In some countries, a marriage ceremony is necessary before a couple can call themselves legally married in the traditional sense. It is different in the United States, as most states do not require this formality. The main requirements for a traditional marriage are that you be no less than 18 years old; sign a certificate of marriage in the presence of a minister, judge, or another authorized person; and obtain a marriage license from the state. These requirements apply in all 50 states, with only slight differences here and there.

However, it is not always quite as simple as that. Not all states recognize common law marriages. The states that recognize common law marriage today are Colorado, Alabama, District of Columbia, Idaho, Georgia, Iowa, Kansas, Montana, New Hampshire, Ohio, Oklahoma, Pennsylvania, Rhode Island, South Carolina, Texas, and Utah. Although most states do not recognize same-sex marriages in common law, this has started to change after the federal government legalized same-sex marriages in 2015.
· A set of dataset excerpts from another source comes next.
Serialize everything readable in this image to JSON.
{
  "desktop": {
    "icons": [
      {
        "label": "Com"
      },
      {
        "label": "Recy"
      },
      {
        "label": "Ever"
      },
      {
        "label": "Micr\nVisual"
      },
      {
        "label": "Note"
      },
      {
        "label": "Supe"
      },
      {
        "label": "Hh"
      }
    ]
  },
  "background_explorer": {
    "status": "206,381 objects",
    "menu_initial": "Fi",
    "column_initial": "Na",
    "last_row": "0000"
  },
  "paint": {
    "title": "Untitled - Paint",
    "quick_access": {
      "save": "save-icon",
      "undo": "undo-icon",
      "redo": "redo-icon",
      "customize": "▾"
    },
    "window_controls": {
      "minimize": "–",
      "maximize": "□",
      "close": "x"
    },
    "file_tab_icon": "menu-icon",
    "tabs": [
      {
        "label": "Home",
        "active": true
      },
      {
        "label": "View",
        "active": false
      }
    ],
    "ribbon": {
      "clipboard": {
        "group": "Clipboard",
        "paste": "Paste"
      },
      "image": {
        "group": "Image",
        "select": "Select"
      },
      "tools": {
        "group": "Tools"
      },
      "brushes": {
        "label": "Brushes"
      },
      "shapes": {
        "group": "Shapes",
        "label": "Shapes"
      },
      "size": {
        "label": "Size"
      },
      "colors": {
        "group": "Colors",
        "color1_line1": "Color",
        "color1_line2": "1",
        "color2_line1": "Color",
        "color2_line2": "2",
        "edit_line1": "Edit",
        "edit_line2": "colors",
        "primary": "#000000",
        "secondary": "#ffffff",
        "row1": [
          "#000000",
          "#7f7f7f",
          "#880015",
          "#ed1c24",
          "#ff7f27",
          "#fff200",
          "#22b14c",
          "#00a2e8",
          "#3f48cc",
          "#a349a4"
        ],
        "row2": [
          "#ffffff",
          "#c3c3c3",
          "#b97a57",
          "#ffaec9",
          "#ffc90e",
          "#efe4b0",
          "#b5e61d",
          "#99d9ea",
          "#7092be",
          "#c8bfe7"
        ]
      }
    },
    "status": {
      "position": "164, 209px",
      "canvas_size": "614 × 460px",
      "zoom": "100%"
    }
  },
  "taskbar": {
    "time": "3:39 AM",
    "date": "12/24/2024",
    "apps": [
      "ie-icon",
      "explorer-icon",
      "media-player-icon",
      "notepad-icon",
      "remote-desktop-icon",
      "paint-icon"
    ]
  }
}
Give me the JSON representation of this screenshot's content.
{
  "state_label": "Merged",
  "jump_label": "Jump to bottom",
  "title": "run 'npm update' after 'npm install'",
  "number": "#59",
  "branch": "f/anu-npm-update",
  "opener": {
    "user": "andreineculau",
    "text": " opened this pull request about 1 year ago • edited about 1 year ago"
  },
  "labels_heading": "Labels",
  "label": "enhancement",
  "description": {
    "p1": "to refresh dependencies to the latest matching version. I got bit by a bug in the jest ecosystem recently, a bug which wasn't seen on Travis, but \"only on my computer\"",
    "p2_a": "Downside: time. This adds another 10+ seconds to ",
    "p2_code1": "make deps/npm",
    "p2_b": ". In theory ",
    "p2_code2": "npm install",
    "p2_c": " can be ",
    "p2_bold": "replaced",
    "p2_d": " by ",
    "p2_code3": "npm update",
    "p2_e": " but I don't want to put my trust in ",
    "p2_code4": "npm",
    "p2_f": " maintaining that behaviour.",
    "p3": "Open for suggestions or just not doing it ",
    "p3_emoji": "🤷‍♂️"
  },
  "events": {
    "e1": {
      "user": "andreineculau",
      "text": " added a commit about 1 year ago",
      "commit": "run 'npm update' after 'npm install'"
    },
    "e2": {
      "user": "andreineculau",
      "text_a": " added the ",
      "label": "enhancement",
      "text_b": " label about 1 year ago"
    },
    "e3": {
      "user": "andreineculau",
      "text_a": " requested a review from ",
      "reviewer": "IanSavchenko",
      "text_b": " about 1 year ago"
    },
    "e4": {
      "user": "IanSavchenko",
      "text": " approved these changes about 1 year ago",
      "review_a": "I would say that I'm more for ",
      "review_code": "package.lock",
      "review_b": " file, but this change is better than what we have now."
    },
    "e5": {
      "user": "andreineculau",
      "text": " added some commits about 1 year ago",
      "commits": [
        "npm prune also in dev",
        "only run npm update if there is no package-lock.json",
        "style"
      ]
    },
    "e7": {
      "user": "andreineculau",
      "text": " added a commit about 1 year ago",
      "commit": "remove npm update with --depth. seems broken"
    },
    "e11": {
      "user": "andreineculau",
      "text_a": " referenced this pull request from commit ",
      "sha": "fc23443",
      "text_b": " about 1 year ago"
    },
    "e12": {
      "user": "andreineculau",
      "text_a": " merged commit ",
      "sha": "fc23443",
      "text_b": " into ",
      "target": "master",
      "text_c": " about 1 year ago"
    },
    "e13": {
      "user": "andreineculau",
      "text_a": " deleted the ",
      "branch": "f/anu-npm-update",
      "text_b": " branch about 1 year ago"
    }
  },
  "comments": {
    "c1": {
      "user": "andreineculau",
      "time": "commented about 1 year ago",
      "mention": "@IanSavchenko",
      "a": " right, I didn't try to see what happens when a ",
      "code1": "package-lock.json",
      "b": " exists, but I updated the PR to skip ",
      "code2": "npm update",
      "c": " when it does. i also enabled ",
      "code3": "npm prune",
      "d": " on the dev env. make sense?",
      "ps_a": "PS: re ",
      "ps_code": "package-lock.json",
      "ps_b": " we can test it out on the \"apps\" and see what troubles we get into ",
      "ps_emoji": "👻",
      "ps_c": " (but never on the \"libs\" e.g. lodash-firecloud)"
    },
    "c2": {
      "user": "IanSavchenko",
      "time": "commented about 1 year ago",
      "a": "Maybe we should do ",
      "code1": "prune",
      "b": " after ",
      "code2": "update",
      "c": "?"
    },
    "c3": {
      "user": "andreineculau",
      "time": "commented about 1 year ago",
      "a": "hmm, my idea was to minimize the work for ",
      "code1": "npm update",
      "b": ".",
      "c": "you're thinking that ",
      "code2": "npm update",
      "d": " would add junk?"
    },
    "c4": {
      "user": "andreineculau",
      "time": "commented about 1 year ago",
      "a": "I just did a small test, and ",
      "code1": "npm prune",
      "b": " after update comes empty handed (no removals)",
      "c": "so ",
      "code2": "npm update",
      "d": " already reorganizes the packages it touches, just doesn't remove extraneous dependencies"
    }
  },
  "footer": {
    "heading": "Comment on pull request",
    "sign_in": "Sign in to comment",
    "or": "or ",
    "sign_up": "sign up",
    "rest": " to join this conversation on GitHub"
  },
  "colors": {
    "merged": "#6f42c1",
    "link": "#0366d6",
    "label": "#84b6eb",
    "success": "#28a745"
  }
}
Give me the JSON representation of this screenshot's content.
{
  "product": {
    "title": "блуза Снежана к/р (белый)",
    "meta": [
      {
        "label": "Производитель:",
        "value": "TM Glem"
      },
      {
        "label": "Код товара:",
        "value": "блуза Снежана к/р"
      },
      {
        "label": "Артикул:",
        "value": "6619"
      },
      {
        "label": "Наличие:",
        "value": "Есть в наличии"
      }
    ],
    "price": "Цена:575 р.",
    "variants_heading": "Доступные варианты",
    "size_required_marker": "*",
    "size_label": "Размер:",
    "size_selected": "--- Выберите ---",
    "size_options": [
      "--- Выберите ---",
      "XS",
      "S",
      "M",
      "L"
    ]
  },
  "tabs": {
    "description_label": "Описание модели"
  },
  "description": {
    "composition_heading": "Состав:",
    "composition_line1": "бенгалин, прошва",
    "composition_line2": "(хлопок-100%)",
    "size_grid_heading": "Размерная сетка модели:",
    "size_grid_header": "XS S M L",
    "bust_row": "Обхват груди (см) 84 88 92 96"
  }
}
To prove the existence of a common law marriage in the states that permit it, you need to provide evidence that you have lived together for a certain length of time, which is usually two or three years. On top of this, there is other evidence that you may need to provide, such as sharing the same surname, referring in public to each other as husband or wife, sharing bank accounts and other financial commitments, and filing joint taxation returns.

You may also need to show that you naturally formed a relationship that is equivalent to being married. If you need to provide evidence of your common law marriage, you and your partner can sign affidavits swearing that you consider yourselves married. You can also obtain similar affidavits from friends, family members, and others that can attest to you being married. Additionally, you can use any other documents you have that tend to show that you are married, including jointly owned property deeds, bank statements, credit card accounts, birth certificates of your mutual children, employment agreements, insurance policies, and mail addressed to you both in your shared last name. This can only be done in a state that approves of common law marriage. Often, you will need this affidavit when applying for a foreign visa or if you lose your marriage certificate.

Even though not all states offer the status of a common law marriage, if you have gone through the process of confirming this in a state that does accept it, all other states, whether they legally approve of common law marriage or not, have to accept your status. Once you have completed the common law marriage process you will be given the same rights and obligations as people who are traditionally married.